Prélèvement à la source revenus exceptionnels

2018 sera une année blanche, mais vous payerez des impôts sur vos revenus exceptionnels. Le point sur le Prélèvement à la source revenus exceptionnels.

Revenus exceptionnels

Les revenus exceptionnels sont des revenu particuliers, qui « dépassent » les revenus habituels du contribuable.

Ces revenus n’échapperont pas à l’impôt et n’auront pas droit au crédit d’impôt (le fameux CIMR).

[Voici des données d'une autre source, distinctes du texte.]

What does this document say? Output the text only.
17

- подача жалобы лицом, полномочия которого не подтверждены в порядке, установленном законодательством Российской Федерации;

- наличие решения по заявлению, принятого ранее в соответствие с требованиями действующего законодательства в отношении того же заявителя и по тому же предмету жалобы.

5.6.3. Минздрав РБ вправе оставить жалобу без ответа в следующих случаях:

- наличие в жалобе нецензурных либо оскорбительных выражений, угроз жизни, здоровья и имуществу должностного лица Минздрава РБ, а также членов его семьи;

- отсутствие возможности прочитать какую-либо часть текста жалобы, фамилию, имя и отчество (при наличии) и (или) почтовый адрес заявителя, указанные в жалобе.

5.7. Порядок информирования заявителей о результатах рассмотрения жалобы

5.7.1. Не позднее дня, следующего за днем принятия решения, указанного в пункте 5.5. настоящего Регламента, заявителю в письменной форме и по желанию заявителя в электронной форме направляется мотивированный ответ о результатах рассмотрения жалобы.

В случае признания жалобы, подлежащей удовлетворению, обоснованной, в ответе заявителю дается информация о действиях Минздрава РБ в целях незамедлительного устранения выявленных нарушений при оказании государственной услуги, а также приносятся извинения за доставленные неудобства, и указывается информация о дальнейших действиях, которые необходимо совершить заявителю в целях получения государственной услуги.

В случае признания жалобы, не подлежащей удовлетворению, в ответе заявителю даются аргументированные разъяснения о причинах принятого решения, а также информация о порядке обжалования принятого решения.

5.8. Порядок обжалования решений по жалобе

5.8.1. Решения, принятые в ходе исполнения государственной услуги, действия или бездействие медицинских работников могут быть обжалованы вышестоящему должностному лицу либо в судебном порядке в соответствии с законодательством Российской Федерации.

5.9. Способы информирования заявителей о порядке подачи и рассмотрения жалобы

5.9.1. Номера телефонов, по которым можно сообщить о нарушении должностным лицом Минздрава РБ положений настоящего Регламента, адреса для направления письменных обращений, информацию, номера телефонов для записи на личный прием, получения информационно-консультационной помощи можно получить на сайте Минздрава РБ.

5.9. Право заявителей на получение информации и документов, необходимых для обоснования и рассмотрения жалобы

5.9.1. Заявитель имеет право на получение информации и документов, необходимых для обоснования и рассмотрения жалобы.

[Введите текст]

Les contribuables devront donc payer l’impôt sur ces revenus exceptionnels de 2018.

Sont considérés comme revenus exceptionnels :

  • les indemnités de licenciement, les indemnités de rupture conventionnelle et plus généralement toutes les indemnités de rupture du contrat de travail,
  • les indemnités de cessation de fonction des mandataires sociaux,
  • les indemnités de clientèle, de changement de résidence ou de lieu de travail,
  • les allocations de réinsertion, de conversion, de reprise d’activité,
  • les prestations de retraite versées en capital,
  • la monétisation d’un compte épargne de temps pour la part correspondant à des droits dépassant dix jours,
  • les sommes issues de la participation ou de l’intéressement non affectées à un PEE,
  • les primes de toute nature non prévues par le contrat de travail,
  • les indemnités de mise à la retraite, de non-concurrence,
  • toute rémunération ne correspondant pas à l’année 2018…

Les revenus non exceptionnels

A l’inverse, toutes les autres rémunérations bénéficieront de l’année blanche.

  • Les primes commerciales
  • le fait qu’une personne perçoive en 2018 des salaires supérieurs à ceux perçus les années précédentes lorsque elle a réalisé des heures supplémentaires
  • Le salaire lié à un nouvel emploi ou un changement d’emploi ou de fonctions
  • L’augmentation de votre taux d’activité (passage d’une activité à temps partiel à temps plein) de manière pérenne ou temporaire.
  • Toutes les pensions et rentes viagères perçues en 2018 sont considérées comme des revenus non exceptionnels
  • Les indemnités de licenciement versées dans le cadre d’un PSE
  • Les indemnités compensatrices de congés payés, de préavis, indemnités de précarité (fin de CDD), treizième mois, etc.
  • La prime ou la gratification versée au salarié à condition qu’elle soit stipulée dans le contrat de travail et qu’elle ne dépasse pas le montant prévu.

Quelques cas particuliers

Revenus des dirigeants
Le revenu net imposable 2018 sera exonéré mais seulement dans la limite du plus élevé des mêmes revenus de 2015, 2016 et 2017.

Exemple : le revenu net imposable d’un dirigeant est de 100 en 2015, 120 en 2016 et 110 en 2017. L’année blanche s’appliquera dans la limite de 120 en 2018. Au-delà de ce plafond, les sommes seront imposables. En d’autres termes, le crédit d’impôt sera plafonné à la meilleure des trois dernières années…

Revenus fonciers
Les règles seront strictement appliquées : seules seront retenues les recettes foncières correspondant à l’année 2018. Le critère de la date d’encaissement ne sera pas pris en compte.